En 1923, Mompou revint s’installer à Paris où il restera jusqu’en 1941 sans pour autant changer son mode de vie ni mener une existence mondaine. Il fut en relation avec des personnalités des arts et des lettres comme Paul Valéry, André Gide, Heitor Villa-Lobos, Béla Bartók, Francis Poulenc et Darius Milhaud. Durant ce séjour, sa production se ralentit, mais il composa tout de même les Préludes, Dialogues, Variations sur un thème de Chopin, Cançoneta incerta, Trois comptines et Quatre mélodies. Complexé par la modernité envahissante, sujet à de nouvelles crises de neurasthénie, il se terra dans le mutisme entre 1930 et 1937.
« Qui sait lire et écouter le silence me comprendra. »
Mompou retourna définitivement à Barcelone en 1941, où il rencontra la pianiste Carmen Bravo, qu’il épousera en 1957. Une nouvelle période créatrice s’ensuivit. En 1955, la première londonienne du ballet La Maison des oiseaux, orchestré par John Lanchberry, fut un triomphe qui totalisa deux cents représentations ! Autre succès, l’oratorio en latin Les Impropères vit le jour à Cuenca en 1963. Une hémorragie cérébrale le contraignit à cesser ses activités en 1978. Il s’éteignit le 30 juin 1987 à l›âge de 94 ans.

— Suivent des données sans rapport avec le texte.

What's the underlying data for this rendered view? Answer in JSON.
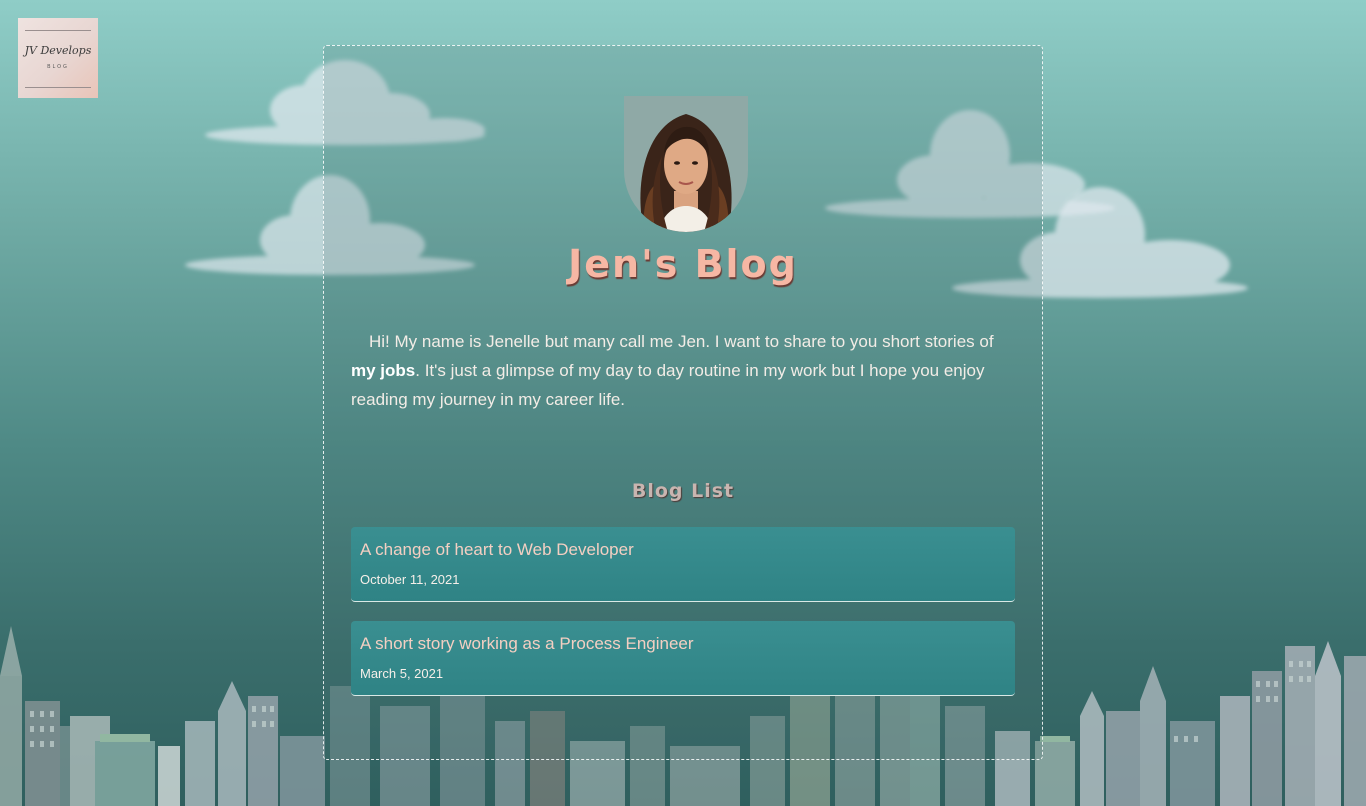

Inspirés par saint Jean de la Croix, les quatre cahiers de Música callada (musique du silence), chef-d’œuvre mûri de 1951 à 1967, témoignent de son attrait pour la vie contemplative et de son désir d’exprimer l’indicible. « Je suis une musique, une musique dont je suis convaincu que ce n’est pas moi qui la fais, car j’ai toujours la sensation qu’elle vient en moi de dehors ». L’intuition présida à toutes ses créations, engendrant l’un des apports les plus singuliers au répertoire pianistique du XXe siècle. Laissons à Vladimir Jankélévitch le soin de conclure : « Ce que veut Mompou, à la recherche de la solitude sonore, c’est atteindre le point inattingible où la musique est devenue la voix même du silence, où le silence lui-même s’est fait musique. » (2)

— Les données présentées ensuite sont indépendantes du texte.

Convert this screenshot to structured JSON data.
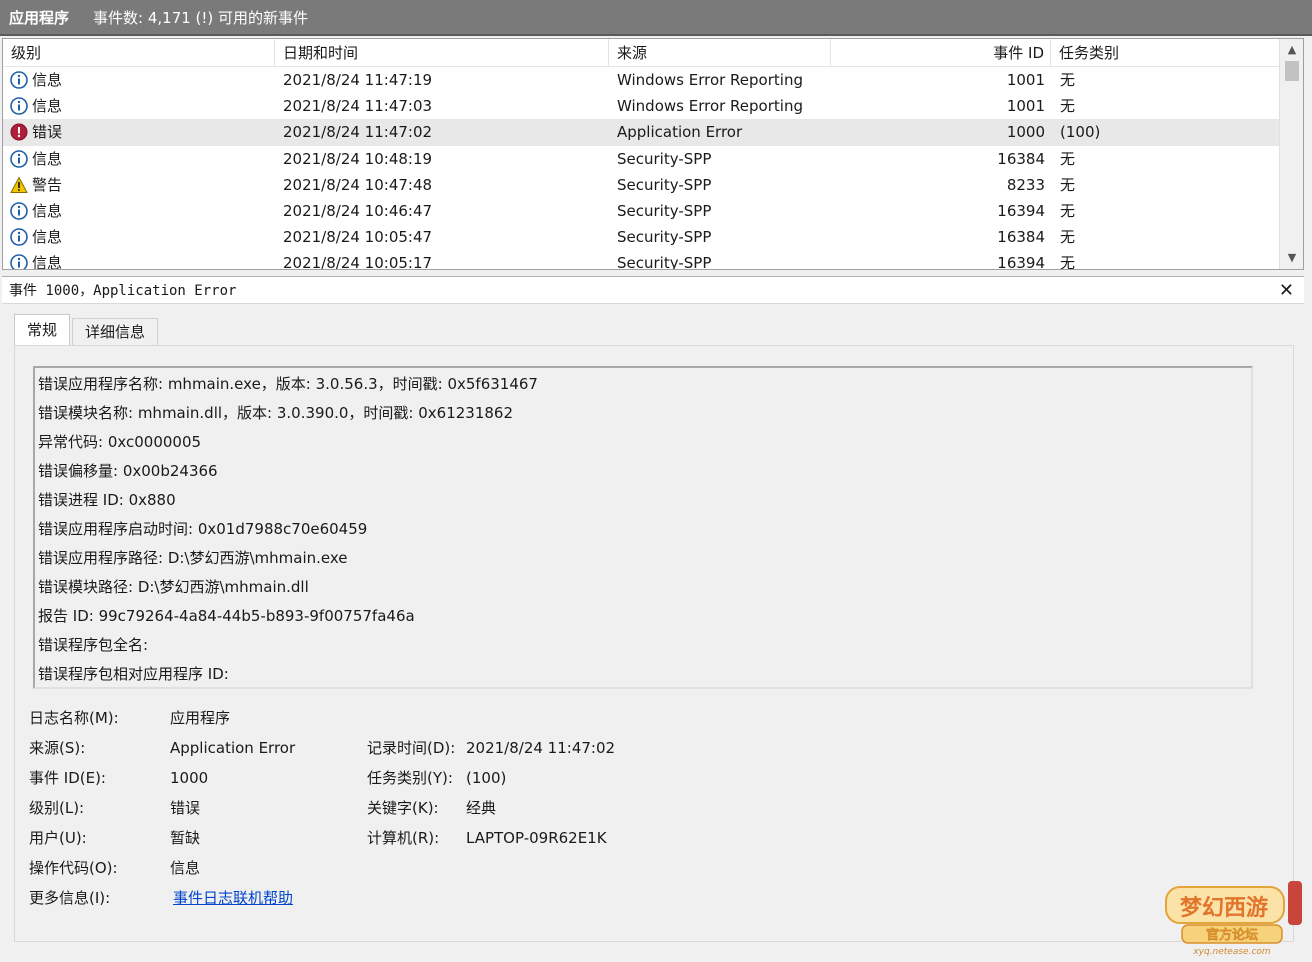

La récente biographie que nous livre Jérôme Bastianelli, par ailleurs fin connaisseur de Proust, est à l’image de son sujet : concise et dépouillée, elle ne livre que l’essentiel d’une vie, invitant à se familiariser avec un être aussi discret que fascinant et à se mettre humblement à l’écoute d’une œuvre hors normes.
Deux artistes allemands ont eu la louable idée de réunir en un CD les recueils mompouiens sur poèmes français. Le soprano limpide de Julia Sophie Wagner privilégie la ligne musicale et l’expressivité. Steffen Schleiermacher se révèle un accompagnateur attentif. La déception, à part de légères tensions vocales perceptibles dans les Cinq Poèmes de Valéry, vient de la prononciation de la chanteuse. On ne comprend pas un mot ! Dommage pour la curiosité que constitue Le Combat du rêve, donné ici dans sa traduction française mais interprété platement et sans aucune magie (on se consolera avec la version originale en catalan transcendée par José Carreras ou Victoria de los Angeles). Le programme alternant mélodies, comptines et chants religieux reflète toutefois avec justesse les diverses facettes thématiques de l’inspiration de Mompou.
1. Les citations sont extraites du livre de Jérôme Bastianelli.
2. Vladimir Jankélévitch, La présence lointaine, Seuil.
À lire : Jérôme Bastianelli, Federico Mompou, à la recherche d’une musique perdue, préface de Jean-François Heisser, Actes Sud.
À écouter :
- Mélodies et chansons, Julia Sophie Wagner & Steffen Schleiermacher, MDG, 2021.
- Intégrale de l’œuvre pour piano, Jordi Masó, 6 volumes, Naxos, 1998/2011.
- Les Impropères, Suburbis, Scènes d’enfants, Combat del somni, Orchestra de Cabra Teatre Lliure, dir. Josep Pons, Harmonia Mundi, 2007.